While the House Judiciary Committee put four professors on the stand in the ongoing impeachment inquiry against President Trump this week, there were a few different hearings you may not have heard about. If you appreciate the sacrifices our military and their families make every day, however, you may want to tune in to these highlights.

Military families have frequently been placed in unlivable housing conditions. Last February, family members testified on Capitol Hill about the mold, pest infestation, and water leakage they've experienced in the housing complexes picked for them in the privatized housing program.

Lawmakers grilled military officials over these unacceptable conditions on Tuesday during a hearing before the Senate Armed Services Committee. It was a bipartisan interrogation. 

"When is enough enough?" Sen. Jim Inhofe, R-OK, chair of the Senate Armed Services Committee, asked the Defense Department officials.

"Regardless of any potential criminal wrongdoing, we are still receiving complaints on a daily basis showing that you are still failing to fix this problem," he added. "The time for talk is over. If these companies cannot get the job done, you owe it to our military families to find a company who will."

According to Acting Navy Secretary Thomas B. Modly, they need more "real-time" data in order to fix the problem. The information they're working with right now is very "uneven."

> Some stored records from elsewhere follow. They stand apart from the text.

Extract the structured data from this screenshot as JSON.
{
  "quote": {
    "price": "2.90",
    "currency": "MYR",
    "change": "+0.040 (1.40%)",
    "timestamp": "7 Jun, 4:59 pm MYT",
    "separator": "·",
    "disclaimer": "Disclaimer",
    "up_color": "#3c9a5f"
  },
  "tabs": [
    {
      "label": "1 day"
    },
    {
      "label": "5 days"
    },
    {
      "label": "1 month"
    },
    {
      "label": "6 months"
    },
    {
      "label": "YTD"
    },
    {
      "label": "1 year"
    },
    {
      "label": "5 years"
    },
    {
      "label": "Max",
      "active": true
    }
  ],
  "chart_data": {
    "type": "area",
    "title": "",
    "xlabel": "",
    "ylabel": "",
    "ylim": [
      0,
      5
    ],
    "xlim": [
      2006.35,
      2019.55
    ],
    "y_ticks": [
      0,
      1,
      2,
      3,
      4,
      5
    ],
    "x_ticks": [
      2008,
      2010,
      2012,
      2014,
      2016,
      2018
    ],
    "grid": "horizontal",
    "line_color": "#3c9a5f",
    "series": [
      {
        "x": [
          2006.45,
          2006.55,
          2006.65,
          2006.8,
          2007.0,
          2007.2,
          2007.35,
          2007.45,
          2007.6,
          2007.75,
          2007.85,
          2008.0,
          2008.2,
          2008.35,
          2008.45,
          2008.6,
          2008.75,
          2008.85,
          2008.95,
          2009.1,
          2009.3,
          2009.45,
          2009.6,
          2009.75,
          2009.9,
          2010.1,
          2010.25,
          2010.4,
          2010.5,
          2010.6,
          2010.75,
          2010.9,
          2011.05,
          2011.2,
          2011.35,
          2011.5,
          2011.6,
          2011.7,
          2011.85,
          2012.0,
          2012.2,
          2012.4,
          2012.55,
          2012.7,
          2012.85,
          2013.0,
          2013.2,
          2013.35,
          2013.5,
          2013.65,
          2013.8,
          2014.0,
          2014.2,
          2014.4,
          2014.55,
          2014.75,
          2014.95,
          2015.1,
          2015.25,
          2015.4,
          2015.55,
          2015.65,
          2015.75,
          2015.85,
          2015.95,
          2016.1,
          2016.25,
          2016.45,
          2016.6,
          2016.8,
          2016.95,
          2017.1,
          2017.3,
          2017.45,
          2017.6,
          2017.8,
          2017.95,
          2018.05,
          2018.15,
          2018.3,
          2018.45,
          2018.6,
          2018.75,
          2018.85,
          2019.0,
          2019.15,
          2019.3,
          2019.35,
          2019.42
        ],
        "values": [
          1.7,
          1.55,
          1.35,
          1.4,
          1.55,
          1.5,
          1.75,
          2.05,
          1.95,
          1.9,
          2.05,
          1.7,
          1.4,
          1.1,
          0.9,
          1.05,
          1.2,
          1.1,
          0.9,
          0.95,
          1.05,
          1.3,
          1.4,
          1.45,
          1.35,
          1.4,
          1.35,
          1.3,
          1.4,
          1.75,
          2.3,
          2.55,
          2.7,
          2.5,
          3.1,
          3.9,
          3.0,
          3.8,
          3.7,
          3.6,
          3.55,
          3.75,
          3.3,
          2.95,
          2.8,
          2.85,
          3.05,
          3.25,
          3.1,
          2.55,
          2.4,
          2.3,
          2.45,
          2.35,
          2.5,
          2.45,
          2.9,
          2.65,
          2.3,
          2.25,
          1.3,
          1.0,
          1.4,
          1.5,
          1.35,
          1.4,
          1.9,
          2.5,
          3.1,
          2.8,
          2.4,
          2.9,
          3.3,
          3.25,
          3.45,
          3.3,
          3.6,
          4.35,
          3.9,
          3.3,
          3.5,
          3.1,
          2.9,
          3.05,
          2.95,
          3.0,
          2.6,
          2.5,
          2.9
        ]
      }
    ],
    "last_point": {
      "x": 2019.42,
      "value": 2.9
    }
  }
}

"It's not horrible performance, it's very uneven performance," Modly said. "From personal experience, I have a son-in-law and a daughter who are on active duty, who have lived in privatized housing and it has been fantastic. I've visited several different bases, and some of it is fantastic and some of it is not."

He and other witnesses also noted the unreliability of recent reports, such as a Pentagon study from May 2019 which misleadingly concluded that nearly 90 percent of military families were satisfied with their living conditions. The Government Accountability Office called that number "unreliable."

Democrats were just as confused by the lack of urgency and lack of accountability.

"I don't understand why not a single garrison commander to my knowledge has yet been fired over a failure to maintain the standards," Sen. Tammy Duckworth (D-IL) said.

But Sen. Martha McSally's (R-AZ) outrage stood above the rest. In her remarks, she likened the privatized company CEOs responsible for the atrocious housing to "slum lords." She posed a challenge to them too: Why not move into military housing over the holidays to experience the conditions for themselves? 

"It's hard enough to serve in the military, it's hard enough to be a spouse of someone who serves in the military but you add on to it the challenges we're talking about here today and the types of stories we've heard for what families have had to put up with...this pisses me off," she said at one point.